Bypassing `objc_msgSend`

Sunday, December 15, 2019

On its fastest path, objc_msgSend can transfer execution to an IMP in just over a dozen instructions:

$ otool -tV /usr/lib/libobjc.dylib -p _objc_msgSend | head -n 18
/usr/lib/libobjc.dylib:
(__TEXT,__text) section
_objc_msgSend:
0000000000006e00	testq	%rdi, %rdi
0000000000006e03	je	0x6e78
0000000000006e06	testb	$0x1, %dil
0000000000006e0a	jne	0x6e83
0000000000006e0d	movabsq	$_objc_absolute_packed_isa_class_mask, %r10
0000000000006e17	andq	__objc_empty_vtable(%rdi), %r10
0000000000006e1a	movq	%rsi, %r11
0000000000006e1d	andl	0x18(%r10), %r11d
0000000000006e21	shlq	$0x4, %r11
0000000000006e25	addq	0x10(%r10), %r11
0000000000006e29	cmpq	__objc_empty_vtable(%r11), %rsi
0000000000006e2c	jne	0x6e38
0000000000006e2e	movq	0x8(%r11), %r11
0000000000006e32	xorq	%r10, %r11
0000000000006e35	jmpq	*%r11

As one of the hottest, if not the hottest code paths on the system, it has good reason for being so optimized: even the most minimal savings here translate directly to measurable performance increases across all Objective-C applications. But even as fast as this implementation is, sometimes it’s just not good enough: Objective-C is a dynamic language, and its features come with a price even if you’re not using them. The majority of the code executed in a typical objc_msgSend call is not for implementation lookup: rather, it’s checks to see if execution can proceed on the fast path. But the checks are comparatively cheap: an even bigger issue is that the function largely serves as an optimization barrier to the compiler, to which it looks like nothing more than an impenetrable trampoline to an unknown target. As such, even the simplest member access cannot be inlined; every method call must clobber multiple registers and almost always requires a move out of the accumulator, where it is usually undesirable to leave the result.

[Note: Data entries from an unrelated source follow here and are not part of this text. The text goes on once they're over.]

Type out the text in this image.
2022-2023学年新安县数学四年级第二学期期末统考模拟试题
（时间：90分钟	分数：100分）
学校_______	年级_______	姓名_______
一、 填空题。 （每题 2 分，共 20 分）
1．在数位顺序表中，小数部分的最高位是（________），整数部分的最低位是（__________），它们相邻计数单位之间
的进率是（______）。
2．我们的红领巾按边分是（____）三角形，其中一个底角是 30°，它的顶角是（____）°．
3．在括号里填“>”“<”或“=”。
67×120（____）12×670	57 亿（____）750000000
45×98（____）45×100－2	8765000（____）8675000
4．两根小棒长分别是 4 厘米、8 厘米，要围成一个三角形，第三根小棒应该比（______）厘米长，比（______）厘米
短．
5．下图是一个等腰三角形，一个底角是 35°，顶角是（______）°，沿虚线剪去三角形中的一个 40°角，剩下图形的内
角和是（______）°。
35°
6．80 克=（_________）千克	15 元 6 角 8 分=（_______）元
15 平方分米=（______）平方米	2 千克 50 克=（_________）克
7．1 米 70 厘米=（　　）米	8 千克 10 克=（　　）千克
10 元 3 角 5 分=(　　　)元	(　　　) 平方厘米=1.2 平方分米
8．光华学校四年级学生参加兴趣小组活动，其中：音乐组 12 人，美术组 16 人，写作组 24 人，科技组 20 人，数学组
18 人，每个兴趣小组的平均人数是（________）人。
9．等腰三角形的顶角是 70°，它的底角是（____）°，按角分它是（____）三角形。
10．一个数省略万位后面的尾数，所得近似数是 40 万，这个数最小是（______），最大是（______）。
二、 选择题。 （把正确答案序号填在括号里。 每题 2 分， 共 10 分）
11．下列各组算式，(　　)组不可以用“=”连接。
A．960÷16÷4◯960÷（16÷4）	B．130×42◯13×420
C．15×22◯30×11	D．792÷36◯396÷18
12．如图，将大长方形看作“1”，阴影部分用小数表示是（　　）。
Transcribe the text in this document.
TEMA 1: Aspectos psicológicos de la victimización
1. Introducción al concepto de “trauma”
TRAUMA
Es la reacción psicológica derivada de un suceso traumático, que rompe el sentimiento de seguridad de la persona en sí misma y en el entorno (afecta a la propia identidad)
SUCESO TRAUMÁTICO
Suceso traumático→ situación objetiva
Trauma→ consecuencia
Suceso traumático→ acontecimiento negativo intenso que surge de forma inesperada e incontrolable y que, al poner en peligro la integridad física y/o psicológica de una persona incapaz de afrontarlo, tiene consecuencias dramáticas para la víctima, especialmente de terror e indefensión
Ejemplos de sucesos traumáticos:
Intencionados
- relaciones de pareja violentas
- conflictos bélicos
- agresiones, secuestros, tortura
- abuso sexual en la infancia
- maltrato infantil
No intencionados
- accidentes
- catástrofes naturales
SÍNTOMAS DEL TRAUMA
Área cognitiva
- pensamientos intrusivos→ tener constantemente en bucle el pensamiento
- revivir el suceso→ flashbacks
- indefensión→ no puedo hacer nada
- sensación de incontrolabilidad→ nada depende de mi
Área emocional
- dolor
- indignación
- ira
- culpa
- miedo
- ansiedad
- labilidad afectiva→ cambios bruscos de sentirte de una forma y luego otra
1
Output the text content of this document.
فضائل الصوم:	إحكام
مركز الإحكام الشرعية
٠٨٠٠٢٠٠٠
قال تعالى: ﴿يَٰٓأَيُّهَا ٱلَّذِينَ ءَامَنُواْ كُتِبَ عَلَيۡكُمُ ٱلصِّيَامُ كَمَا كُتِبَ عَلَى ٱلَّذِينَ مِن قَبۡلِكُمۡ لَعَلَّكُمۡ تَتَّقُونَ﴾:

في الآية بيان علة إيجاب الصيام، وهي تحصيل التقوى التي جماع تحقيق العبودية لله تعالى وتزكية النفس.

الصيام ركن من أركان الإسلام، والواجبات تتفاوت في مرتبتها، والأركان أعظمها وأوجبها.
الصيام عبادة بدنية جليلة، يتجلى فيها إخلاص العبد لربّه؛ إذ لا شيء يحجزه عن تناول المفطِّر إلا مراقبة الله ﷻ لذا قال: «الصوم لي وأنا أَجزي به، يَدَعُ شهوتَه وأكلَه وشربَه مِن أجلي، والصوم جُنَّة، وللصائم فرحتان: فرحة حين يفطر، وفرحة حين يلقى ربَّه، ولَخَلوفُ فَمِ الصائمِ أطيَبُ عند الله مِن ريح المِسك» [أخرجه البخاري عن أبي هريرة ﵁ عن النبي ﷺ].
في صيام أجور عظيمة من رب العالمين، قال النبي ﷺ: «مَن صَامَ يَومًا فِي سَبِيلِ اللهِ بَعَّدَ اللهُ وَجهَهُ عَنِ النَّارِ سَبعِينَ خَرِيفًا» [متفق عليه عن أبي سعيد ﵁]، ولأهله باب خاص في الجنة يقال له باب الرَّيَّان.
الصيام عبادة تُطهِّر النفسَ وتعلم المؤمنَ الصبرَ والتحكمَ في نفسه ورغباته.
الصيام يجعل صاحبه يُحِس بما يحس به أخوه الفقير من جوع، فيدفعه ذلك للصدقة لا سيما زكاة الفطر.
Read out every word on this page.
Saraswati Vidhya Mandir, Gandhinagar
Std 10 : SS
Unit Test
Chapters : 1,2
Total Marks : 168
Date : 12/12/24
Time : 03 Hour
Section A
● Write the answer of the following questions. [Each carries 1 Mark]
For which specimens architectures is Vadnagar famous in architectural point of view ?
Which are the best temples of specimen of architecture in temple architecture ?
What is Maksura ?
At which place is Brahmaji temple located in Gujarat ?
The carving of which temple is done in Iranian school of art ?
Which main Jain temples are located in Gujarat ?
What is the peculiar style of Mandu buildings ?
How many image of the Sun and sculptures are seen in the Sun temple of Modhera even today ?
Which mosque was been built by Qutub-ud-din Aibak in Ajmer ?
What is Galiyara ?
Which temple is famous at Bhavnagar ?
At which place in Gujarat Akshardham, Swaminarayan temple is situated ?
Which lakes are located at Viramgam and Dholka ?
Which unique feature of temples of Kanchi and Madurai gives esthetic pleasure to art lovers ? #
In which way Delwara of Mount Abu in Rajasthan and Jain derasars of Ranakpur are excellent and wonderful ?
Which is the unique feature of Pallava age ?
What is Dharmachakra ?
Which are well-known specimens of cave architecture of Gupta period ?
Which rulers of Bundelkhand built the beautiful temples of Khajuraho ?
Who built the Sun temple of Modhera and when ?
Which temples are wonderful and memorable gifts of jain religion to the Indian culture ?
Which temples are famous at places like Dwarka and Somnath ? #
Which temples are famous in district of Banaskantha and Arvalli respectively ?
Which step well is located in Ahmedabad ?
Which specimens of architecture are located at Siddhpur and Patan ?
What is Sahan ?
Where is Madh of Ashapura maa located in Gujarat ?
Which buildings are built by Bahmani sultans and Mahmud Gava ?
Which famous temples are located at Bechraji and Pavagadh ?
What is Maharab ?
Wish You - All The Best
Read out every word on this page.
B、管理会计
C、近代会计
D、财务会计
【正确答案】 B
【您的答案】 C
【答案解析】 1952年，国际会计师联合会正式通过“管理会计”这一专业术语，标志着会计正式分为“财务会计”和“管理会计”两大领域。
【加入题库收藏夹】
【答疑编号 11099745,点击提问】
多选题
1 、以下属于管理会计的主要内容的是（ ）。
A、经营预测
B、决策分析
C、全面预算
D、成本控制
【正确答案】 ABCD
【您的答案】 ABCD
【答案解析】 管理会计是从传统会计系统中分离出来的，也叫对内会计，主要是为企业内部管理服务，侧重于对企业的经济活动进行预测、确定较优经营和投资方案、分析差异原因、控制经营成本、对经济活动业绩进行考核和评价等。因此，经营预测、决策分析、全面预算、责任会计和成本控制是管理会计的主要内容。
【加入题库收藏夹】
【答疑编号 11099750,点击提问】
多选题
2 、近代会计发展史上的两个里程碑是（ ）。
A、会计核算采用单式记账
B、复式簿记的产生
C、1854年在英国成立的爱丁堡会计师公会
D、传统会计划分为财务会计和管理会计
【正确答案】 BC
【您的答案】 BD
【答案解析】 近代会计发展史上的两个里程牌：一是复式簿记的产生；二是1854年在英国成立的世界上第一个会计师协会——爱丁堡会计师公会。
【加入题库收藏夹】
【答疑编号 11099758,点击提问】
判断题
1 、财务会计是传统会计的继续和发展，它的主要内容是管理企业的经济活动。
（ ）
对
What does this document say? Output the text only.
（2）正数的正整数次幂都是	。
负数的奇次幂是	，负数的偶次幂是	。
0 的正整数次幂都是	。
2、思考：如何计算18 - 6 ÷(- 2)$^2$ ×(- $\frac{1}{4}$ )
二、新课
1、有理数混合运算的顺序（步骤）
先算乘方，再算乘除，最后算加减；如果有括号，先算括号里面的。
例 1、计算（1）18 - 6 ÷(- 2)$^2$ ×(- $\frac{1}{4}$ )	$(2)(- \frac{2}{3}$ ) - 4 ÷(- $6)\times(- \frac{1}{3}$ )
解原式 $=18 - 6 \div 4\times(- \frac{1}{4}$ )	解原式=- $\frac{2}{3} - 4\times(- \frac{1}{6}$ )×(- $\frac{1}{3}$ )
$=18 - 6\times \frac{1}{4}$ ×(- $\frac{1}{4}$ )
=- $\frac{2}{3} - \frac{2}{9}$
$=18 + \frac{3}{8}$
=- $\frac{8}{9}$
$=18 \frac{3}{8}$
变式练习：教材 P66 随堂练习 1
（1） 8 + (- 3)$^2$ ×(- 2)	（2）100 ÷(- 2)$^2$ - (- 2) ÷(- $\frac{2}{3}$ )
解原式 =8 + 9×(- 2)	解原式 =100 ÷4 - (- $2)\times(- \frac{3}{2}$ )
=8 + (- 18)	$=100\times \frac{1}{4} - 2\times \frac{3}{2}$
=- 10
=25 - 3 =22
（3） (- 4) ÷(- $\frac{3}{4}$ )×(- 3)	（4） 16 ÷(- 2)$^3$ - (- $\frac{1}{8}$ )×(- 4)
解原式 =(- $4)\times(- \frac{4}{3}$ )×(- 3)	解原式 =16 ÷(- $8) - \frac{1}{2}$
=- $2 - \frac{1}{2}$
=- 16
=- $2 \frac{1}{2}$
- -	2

__attribute__((objc_direct)) (and the closely related __attribute__((objc_direct_members))) attempts to solve some of these problems by converting the method call into what’s essentially C-style static dispatch. The change was met with some controversy when it was introduced: calls would no longer go through the runtime machinery, breaking many features of Objective-C, including swizzling, KVO, and even subclassing. Luckily, there’s another way to get performance benefits without losing some of Objective-C’s best features.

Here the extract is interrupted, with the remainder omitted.